Head boy

EVY Poumpouras, a former American Secret Service agent, has published Becoming Bulletproof, a self-help manual about how to take on the world… and win. It looks set to become a bestseller but The Diary staff won’t be reading it. We’re more interested in folks who get walloped by the world, in way out and wacky ways. On a Saturday we like to mull over our favourite examples of classic tales of calamitous and cack-handed antics. Such as the Scout troop leader who told parents there would be “a £5 decapitation fee” for each boy.

Sea-ing is believing

OVERHEARD in an Edinburgh cinema a few years back, where the audience is engrossed in a screening of Titanic. The big boat has hit the iceberg and is shipping water at a great rate. Member of audience to friend: “The ship’s gonnae sink.” Friend: “Naw, it wullnae.”

Step on up

A SCENE that once took place in the Buchanan Galleries shopping centre in Glasgow. One manager said to another at an escalator which resolutely refused to budge despite much poking of controls: “It’s no use. We’ll need to call the engineer.”

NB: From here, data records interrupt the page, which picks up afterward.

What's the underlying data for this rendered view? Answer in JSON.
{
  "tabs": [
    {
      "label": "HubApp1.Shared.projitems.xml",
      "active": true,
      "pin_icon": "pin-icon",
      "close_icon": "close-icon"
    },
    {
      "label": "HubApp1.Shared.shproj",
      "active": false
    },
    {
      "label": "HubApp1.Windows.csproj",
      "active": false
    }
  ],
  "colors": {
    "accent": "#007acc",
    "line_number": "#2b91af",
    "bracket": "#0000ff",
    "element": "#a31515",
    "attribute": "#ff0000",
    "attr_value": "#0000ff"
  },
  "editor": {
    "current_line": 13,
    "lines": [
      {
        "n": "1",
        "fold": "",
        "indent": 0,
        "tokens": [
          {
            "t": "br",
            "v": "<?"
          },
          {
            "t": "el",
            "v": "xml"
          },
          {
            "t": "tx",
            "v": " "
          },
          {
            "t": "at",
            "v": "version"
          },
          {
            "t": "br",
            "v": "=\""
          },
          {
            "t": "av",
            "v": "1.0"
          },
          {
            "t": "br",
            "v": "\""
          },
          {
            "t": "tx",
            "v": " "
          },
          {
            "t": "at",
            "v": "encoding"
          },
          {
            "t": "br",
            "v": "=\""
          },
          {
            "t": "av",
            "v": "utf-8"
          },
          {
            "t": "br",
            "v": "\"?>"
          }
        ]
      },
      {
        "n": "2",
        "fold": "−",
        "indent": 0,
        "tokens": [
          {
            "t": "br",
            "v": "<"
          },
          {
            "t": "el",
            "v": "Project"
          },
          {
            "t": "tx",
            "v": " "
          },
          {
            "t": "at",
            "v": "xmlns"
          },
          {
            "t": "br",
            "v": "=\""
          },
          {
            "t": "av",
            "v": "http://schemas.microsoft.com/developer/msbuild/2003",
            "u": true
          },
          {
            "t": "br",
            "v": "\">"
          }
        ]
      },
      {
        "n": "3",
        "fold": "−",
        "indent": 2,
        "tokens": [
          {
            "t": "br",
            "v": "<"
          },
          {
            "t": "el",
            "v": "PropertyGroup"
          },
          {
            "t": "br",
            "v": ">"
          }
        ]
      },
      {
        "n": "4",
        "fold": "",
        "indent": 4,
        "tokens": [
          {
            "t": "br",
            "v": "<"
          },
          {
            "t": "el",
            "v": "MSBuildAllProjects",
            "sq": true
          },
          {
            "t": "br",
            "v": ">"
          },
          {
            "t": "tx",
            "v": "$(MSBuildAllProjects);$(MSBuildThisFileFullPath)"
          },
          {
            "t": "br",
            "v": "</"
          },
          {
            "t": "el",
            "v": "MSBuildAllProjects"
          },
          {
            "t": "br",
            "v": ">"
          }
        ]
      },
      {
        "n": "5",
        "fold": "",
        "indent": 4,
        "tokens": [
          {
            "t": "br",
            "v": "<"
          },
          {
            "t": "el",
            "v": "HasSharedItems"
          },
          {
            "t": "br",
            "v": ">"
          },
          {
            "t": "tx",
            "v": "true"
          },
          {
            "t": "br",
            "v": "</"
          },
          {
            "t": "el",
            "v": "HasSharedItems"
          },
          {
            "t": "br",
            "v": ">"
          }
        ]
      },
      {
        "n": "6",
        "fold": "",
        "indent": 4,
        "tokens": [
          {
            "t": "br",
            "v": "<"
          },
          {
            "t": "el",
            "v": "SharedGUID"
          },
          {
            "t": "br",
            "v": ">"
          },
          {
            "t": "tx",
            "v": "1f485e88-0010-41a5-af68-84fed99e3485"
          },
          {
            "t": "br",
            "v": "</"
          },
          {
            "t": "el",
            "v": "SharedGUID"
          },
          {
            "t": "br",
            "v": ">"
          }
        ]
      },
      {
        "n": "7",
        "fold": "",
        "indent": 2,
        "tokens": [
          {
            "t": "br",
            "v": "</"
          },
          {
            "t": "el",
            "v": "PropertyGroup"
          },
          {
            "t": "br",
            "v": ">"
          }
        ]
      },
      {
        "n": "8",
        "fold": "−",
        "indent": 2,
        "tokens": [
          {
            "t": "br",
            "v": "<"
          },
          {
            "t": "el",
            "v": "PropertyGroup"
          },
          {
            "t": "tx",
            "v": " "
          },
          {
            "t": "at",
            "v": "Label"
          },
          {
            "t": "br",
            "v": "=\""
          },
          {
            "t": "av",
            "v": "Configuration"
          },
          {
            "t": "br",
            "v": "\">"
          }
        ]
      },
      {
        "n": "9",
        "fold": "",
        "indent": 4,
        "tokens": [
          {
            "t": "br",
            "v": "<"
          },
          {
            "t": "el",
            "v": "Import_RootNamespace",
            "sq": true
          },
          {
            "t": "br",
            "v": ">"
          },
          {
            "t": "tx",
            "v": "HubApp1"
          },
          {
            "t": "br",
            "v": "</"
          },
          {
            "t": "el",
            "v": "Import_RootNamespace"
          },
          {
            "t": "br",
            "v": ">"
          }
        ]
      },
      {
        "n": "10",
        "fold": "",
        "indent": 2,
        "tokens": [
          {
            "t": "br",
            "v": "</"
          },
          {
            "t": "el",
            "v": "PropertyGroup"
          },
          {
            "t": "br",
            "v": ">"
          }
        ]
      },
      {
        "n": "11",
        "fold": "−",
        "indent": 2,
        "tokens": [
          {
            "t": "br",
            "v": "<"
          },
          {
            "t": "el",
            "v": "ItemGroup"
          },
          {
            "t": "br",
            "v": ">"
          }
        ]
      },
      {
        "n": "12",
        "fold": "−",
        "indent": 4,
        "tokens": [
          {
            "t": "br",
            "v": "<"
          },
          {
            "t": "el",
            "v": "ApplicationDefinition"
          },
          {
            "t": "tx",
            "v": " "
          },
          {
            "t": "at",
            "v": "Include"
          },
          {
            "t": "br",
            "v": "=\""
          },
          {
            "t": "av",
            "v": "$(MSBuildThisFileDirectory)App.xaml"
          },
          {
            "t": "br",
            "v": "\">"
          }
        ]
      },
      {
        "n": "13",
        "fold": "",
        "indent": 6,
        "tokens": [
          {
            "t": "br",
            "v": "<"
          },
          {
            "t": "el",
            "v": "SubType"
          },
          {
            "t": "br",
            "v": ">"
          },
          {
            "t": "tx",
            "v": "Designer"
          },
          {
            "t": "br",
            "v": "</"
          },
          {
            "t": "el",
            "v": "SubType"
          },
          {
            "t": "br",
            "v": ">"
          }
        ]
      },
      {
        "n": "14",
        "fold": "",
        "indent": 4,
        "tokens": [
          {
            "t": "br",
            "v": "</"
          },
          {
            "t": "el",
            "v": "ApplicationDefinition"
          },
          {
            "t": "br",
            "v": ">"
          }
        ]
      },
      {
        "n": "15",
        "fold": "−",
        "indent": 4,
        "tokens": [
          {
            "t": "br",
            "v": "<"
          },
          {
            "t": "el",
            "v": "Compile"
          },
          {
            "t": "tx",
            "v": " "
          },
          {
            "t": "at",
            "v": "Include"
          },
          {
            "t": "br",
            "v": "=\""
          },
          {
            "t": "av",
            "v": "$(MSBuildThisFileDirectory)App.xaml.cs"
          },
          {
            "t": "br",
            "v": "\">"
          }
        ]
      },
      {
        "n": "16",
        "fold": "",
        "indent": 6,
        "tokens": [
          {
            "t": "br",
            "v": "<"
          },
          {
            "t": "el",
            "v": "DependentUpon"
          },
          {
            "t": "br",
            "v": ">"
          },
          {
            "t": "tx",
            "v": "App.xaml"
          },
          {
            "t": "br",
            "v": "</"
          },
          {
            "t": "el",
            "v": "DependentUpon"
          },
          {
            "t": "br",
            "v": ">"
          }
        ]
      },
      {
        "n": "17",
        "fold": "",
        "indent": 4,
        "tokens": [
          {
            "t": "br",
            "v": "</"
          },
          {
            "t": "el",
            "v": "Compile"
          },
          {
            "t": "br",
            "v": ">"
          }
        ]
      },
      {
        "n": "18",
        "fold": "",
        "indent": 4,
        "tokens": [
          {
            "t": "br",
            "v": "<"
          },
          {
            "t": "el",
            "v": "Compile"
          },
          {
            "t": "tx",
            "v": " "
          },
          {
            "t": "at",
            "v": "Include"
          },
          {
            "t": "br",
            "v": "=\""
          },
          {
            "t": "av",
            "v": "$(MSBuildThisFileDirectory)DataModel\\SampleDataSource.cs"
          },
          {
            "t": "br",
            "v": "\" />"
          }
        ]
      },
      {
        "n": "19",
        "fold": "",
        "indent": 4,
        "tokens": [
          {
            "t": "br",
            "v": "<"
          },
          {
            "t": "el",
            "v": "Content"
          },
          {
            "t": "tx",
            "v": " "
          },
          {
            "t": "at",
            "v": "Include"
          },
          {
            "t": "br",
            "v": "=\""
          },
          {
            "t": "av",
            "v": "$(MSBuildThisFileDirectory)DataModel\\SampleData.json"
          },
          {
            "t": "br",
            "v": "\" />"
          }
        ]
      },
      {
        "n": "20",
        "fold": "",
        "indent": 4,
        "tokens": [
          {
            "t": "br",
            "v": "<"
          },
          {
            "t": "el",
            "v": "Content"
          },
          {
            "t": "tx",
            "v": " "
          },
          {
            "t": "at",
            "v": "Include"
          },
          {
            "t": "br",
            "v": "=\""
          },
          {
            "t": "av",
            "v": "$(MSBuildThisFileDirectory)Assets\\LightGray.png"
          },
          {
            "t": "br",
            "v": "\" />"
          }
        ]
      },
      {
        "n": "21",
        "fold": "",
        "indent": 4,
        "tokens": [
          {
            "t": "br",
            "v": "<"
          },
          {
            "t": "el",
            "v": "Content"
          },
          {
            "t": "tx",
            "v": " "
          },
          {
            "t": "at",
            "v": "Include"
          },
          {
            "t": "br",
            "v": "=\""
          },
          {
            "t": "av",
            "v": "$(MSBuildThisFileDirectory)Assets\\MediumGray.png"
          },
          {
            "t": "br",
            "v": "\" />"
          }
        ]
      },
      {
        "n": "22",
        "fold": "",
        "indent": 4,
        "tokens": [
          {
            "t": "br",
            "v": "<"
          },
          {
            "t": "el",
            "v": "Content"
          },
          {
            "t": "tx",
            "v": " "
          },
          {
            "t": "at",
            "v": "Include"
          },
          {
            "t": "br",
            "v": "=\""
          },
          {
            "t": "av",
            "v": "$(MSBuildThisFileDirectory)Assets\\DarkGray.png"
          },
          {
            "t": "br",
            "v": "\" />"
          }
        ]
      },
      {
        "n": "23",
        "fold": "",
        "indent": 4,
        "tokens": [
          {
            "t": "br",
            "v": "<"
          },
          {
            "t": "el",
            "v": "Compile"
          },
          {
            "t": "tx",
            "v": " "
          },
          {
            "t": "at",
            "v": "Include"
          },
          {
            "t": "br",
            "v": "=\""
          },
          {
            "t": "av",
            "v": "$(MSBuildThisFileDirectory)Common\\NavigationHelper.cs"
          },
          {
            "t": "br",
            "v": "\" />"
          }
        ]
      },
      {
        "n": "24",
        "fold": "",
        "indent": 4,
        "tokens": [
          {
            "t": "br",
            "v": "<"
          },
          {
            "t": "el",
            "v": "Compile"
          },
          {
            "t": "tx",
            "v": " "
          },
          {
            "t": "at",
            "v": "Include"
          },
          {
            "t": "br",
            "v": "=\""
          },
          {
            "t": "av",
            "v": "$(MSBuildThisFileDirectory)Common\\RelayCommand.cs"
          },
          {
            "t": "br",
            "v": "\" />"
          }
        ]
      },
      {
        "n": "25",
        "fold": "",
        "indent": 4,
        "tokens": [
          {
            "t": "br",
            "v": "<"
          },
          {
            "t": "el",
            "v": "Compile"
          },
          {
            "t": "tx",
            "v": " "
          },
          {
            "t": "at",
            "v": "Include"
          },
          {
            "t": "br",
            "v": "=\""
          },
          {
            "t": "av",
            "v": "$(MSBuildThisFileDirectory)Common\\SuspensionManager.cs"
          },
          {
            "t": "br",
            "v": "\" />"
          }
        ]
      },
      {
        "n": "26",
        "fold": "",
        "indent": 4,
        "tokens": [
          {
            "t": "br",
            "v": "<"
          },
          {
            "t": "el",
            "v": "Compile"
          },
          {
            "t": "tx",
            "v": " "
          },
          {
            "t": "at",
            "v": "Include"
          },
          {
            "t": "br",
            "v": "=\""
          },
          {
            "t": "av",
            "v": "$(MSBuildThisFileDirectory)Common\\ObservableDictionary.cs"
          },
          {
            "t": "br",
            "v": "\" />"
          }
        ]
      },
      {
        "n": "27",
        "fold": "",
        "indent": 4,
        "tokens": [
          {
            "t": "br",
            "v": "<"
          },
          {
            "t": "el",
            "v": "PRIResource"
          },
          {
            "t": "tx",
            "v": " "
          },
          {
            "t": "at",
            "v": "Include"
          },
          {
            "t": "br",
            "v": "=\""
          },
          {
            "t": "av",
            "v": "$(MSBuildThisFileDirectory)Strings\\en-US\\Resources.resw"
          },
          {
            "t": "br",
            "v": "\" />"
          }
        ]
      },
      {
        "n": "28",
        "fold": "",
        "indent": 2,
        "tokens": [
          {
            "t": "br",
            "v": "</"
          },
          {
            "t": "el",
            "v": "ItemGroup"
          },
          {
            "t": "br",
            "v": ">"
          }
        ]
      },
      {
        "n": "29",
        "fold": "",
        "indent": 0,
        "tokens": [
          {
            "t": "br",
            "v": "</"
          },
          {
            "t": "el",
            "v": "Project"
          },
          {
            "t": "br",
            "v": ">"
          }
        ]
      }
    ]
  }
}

The men were then interrupted by the archetypal wee Glesga wumman: “Can ah go up noo, son?”

To which management responded: “Aye, missus, but ye’ll huv tae walk up manually.”

Driven to distraction

AN apocryphal tale we hope is true. It starts with an advertisement in the cars-for-sale column of a Banffshire newspaper. The ad reads: ‘BMW for sale. £10.’ Everyone assumes it’s a misprint. But one chap phones up to find out what the price should be. “No. £10 is the correct price,” says the lady on the other end of the phone. “But a BMW of that age and model is worth thousands,” the chap replies. In a firm tone of voice, the lady repeats that £10 is the selling price. The deal is duly done. The explanation is that the car belonged to the lady’s husband. The same husband who had left for South Africa with the new woman in his life. “What about the BMW?” his wife had asked as he left. “Oh, just sell it and send me on the proceeds,” he said.

Allege-ndary man

SCOTTISH journalist Ron Neil, who co-created Newsnight, had an equally illustrious father, a lawyer called John. Neil Senior was so proper in his behaviour that, when one day he was accosted by a footpad and relieved of his wallet and gold watch, he pursued the perpetrator shouting the words: “Stop alleged thief! Stop alleged thief!”

Chew on that

THE scene is the Glasgow-Aberdeen train, where a traveller is feeling peckish and is tempted by a banana muffin. But, wary of the high prices of items on rail buffet trolleys, he asks the salesgirl: “Are these muffins exorbitant?”

“I don’t know,” she replies. “I’ve never tasted them.”

Fractionally incorrect

GLASWEGIAN overheard dispensing pearl of wisdom to friend: “Och, it’s aw much ae a muchness, hen. Six o’ wan and two-thirds o’ the other…”

Name game

WE recall the time a high street music store advertised vacancies for store detectives. Aspiring crimestoppers were asked to apply to a Mary Cotmore.